DEVRİM ŞEHİTLERİNİN HABERİNİ YAPMAK ‘SUÇ’ OLARAK YER ALDI
İddianamede devrimciparti.org, gazetemiz Umut ve Etkin Haber Ajansı
(ETHA) ile kapanan sosyalistdemokrasipartisi.org siteleri IŞİD’e karşı
savaşan Aziz Güler ve Bedrettin Akdeniz gibi devrimcileri sahiplenici
siteler olarak yer aldı. Ayrıca savcılık tarafından Gezi eylemleri
döneminde Hatay Armutlu’da gerçekleşen gösteriler için “Yaşasın Armutlu
Direnişimiz” ifadesini örgüt üyeliğine delil olarak nitelendirildi.

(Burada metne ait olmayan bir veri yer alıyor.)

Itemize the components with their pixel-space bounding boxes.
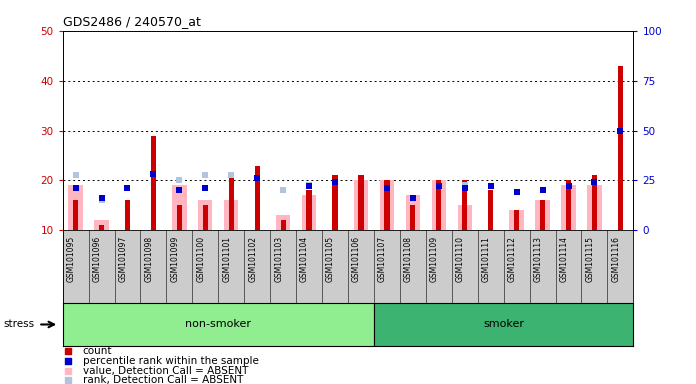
Point	[63, 358, 74, 364]
Text: GDS2486 / 240570_at: GDS2486 / 240570_at	[63, 15, 200, 28]
Bar	[224, 200, 239, 230]
Bar	[198, 200, 212, 230]
Bar	[592, 175, 597, 230]
Bar	[151, 136, 156, 230]
Bar	[509, 210, 524, 230]
Bar	[99, 225, 104, 230]
Point	[252, 175, 263, 182]
Bar	[306, 190, 312, 230]
Bar	[354, 180, 368, 230]
Text: GSM101115: GSM101115	[585, 236, 594, 282]
Point	[226, 172, 237, 179]
Point	[200, 172, 211, 179]
Text: GSM101107: GSM101107	[378, 236, 387, 282]
Bar	[514, 210, 519, 230]
Text: rank, Detection Call = ABSENT: rank, Detection Call = ABSENT	[83, 375, 243, 384]
Text: value, Detection Call = ABSENT: value, Detection Call = ABSENT	[83, 366, 248, 376]
Bar	[73, 200, 78, 230]
Bar	[488, 190, 493, 230]
Text: GSM101106: GSM101106	[352, 236, 361, 282]
Bar	[384, 180, 390, 230]
Bar	[566, 180, 571, 230]
Point	[96, 197, 107, 204]
Bar	[540, 200, 545, 230]
Point	[303, 184, 315, 190]
Text: GSM101111: GSM101111	[482, 236, 491, 282]
Text: GSM101116: GSM101116	[611, 236, 620, 282]
Bar	[462, 180, 467, 230]
Bar	[562, 185, 576, 230]
Text: GSM101103: GSM101103	[274, 236, 283, 282]
Point	[615, 127, 626, 134]
Text: non-smoker: non-smoker	[185, 319, 251, 329]
Bar	[432, 180, 446, 230]
Text: smoker: smoker	[483, 319, 524, 329]
Bar	[280, 220, 286, 230]
Bar	[535, 200, 550, 230]
Point	[563, 184, 574, 190]
Point	[70, 172, 81, 179]
Point	[278, 187, 289, 194]
Point	[459, 185, 470, 192]
Bar	[618, 66, 623, 230]
Text: GSM101098: GSM101098	[145, 236, 153, 282]
Text: GSM101112: GSM101112	[507, 236, 516, 282]
Text: GSM101113: GSM101113	[534, 236, 543, 282]
Text: stress: stress	[3, 319, 35, 329]
Point	[511, 189, 522, 195]
Bar	[68, 185, 83, 230]
Text: GSM101102: GSM101102	[248, 236, 258, 282]
Bar	[333, 175, 338, 230]
Bar	[457, 205, 472, 230]
Bar	[436, 180, 441, 230]
Bar	[125, 200, 130, 230]
Point	[122, 185, 133, 192]
Text: GSM101108: GSM101108	[404, 236, 413, 282]
Point	[537, 187, 548, 194]
Point	[174, 187, 185, 194]
Bar	[410, 205, 416, 230]
Text: GSM101110: GSM101110	[456, 236, 465, 282]
Point	[148, 171, 159, 177]
Point	[70, 185, 81, 192]
Text: GSM101096: GSM101096	[93, 236, 102, 283]
Bar	[229, 175, 234, 230]
Point	[200, 185, 211, 192]
Bar	[358, 175, 363, 230]
Text: percentile rank within the sample: percentile rank within the sample	[83, 356, 258, 366]
Text: count: count	[83, 346, 112, 356]
Bar	[172, 185, 187, 230]
Point	[96, 195, 107, 202]
Point	[407, 195, 418, 202]
Bar	[276, 215, 290, 230]
Bar	[177, 205, 182, 230]
Text: GSM101109: GSM101109	[430, 236, 438, 282]
Point	[381, 185, 393, 192]
Point	[63, 367, 74, 374]
Text: GSM101099: GSM101099	[171, 236, 180, 283]
Point	[329, 179, 340, 185]
Bar	[255, 166, 260, 230]
Text: GSM101114: GSM101114	[560, 236, 569, 282]
Bar	[203, 205, 208, 230]
Bar	[587, 185, 601, 230]
Text: GSM101105: GSM101105	[326, 236, 335, 282]
Text: GSM101095: GSM101095	[67, 236, 76, 283]
Bar	[302, 195, 316, 230]
Bar	[380, 180, 394, 230]
Point	[174, 177, 185, 184]
Text: GSM101100: GSM101100	[196, 236, 205, 282]
Point	[433, 184, 444, 190]
Text: GSM101097: GSM101097	[118, 236, 127, 283]
Point	[63, 348, 74, 354]
Bar	[406, 195, 420, 230]
Point	[485, 184, 496, 190]
Text: GSM101101: GSM101101	[222, 236, 231, 282]
Point	[459, 182, 470, 189]
Point	[303, 182, 315, 189]
Text: GSM101104: GSM101104	[300, 236, 309, 282]
Bar	[95, 220, 109, 230]
Point	[589, 179, 600, 185]
Point	[63, 377, 74, 383]
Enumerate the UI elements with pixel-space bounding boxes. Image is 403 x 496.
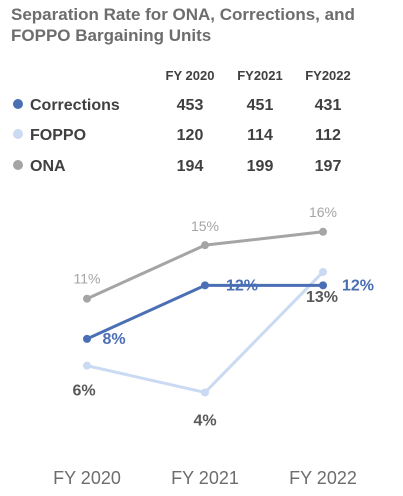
data-label-foppo: 4% xyxy=(193,412,216,429)
table-cell: 114 xyxy=(247,127,273,144)
data-labels-group: 8% 12% 12% 6% 4% 13% 11% 15% 16% xyxy=(72,204,374,430)
data-point-ona xyxy=(201,241,209,250)
chart-title: Separation Rate for ONA, Corrections, an… xyxy=(11,5,355,45)
table-cell: 453 xyxy=(177,97,204,114)
legend-marker xyxy=(13,160,23,170)
legend-marker xyxy=(13,99,23,109)
data-label-corrections: 12% xyxy=(226,277,258,294)
x-tick-label: FY 2022 xyxy=(289,468,357,488)
legend-marker xyxy=(13,129,23,139)
table-cell: 112 xyxy=(315,127,341,144)
data-point-corrections xyxy=(201,281,209,290)
table-cell: 194 xyxy=(177,158,204,175)
data-label-corrections: 12% xyxy=(342,277,374,294)
x-tick-label: FY 2021 xyxy=(171,468,239,488)
data-point-foppo xyxy=(319,267,327,276)
data-label-corrections: 8% xyxy=(102,331,125,348)
data-label-foppo: 13% xyxy=(306,289,338,306)
line-series-group xyxy=(83,227,327,397)
x-axis: FY 2020 FY 2021 FY 2022 xyxy=(53,468,357,488)
table-cell: 431 xyxy=(315,97,342,114)
data-point-ona xyxy=(83,294,91,303)
table-cell: 451 xyxy=(247,97,274,114)
data-label-ona: 15% xyxy=(191,218,219,234)
table-cell: 199 xyxy=(247,158,274,175)
table-column-header: FY 2020 xyxy=(166,68,215,83)
data-point-foppo xyxy=(83,361,91,370)
data-point-ona xyxy=(319,227,327,236)
data-point-corrections xyxy=(319,281,327,290)
data-label-ona: 11% xyxy=(74,271,101,287)
table-cell: 197 xyxy=(315,158,342,175)
data-label-foppo: 6% xyxy=(72,383,95,400)
table-column-header: FY2021 xyxy=(237,68,283,83)
table-column-header: FY2022 xyxy=(305,68,351,83)
table-row-label: ONA xyxy=(30,158,66,175)
table-cell: 120 xyxy=(177,127,204,144)
data-label-ona: 16% xyxy=(309,204,337,220)
x-tick-label: FY 2020 xyxy=(53,468,121,488)
data-point-foppo xyxy=(201,388,209,397)
table-row-label: Corrections xyxy=(30,97,120,114)
table-row-label: FOPPO xyxy=(30,127,86,144)
data-point-corrections xyxy=(83,334,91,343)
data-table: FY 2020 FY2021 FY2022 Corrections 453 451 431 F… xyxy=(13,68,351,175)
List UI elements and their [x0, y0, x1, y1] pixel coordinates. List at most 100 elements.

ÇUBUK: BURADAYIZ, SÖMÜRÜ DÜZENİNİ KALDIRACAĞIZ
Umut Gazetesi’ne konuşan Devrimci Parti Genel Başkan Yardımcısı Burcugül Çubuk “11 Haziran günü biz sömürü düzenini yıkacağız diyerek sokağa çıktık. Yargı bunu cezalandırmak istiyor. Bu dava aslında ‘sömürü düzenini yıktırmam, koruyacağım’ anlamına gelir. İddianamenin tamamı eylemimizin içeriğinden, o gün yaşananlardan, pankartımızdan bağımsız işlemektedir. İddianamede esasında cezalandırılmak istenen IŞİD’i yenen devrimcilerdir. IŞİD’in yenilgisine katkı veren Türkiyeli devrimcileri suçlu ilan etmektir. Tıpkı döneminde Mahir Çayan’lara, Deniz Gezmiş’lere, İbrahim Kaypakkaya’lara yaptıkları gibi onların ideallerini, isimlerini Türkiyeli emekçilerin, yoksulların hafızasından silme çabasıdır. Bu nedenle o devrimcilerin bir kısmının naaşının ülkeye getirilip defnedilmesine bile izin verilmedi. Ancak yanıldıkları şudur; İktidar IŞİD barbarlığına destek olurken, bu ülkenin devrimcileri IŞID zülmune karşı savaşta Kürt, Türkmen, Arap, Türk, Ezidi halklarının kalbine gömüldü. 11 Haziran’ın yıldönümünde o gün Taksim’de de söyledik, bugün yine söylüyoruz; Buradayız, bu sömürü düzenini ortadan kaldırmadan durmayacağız” dedi.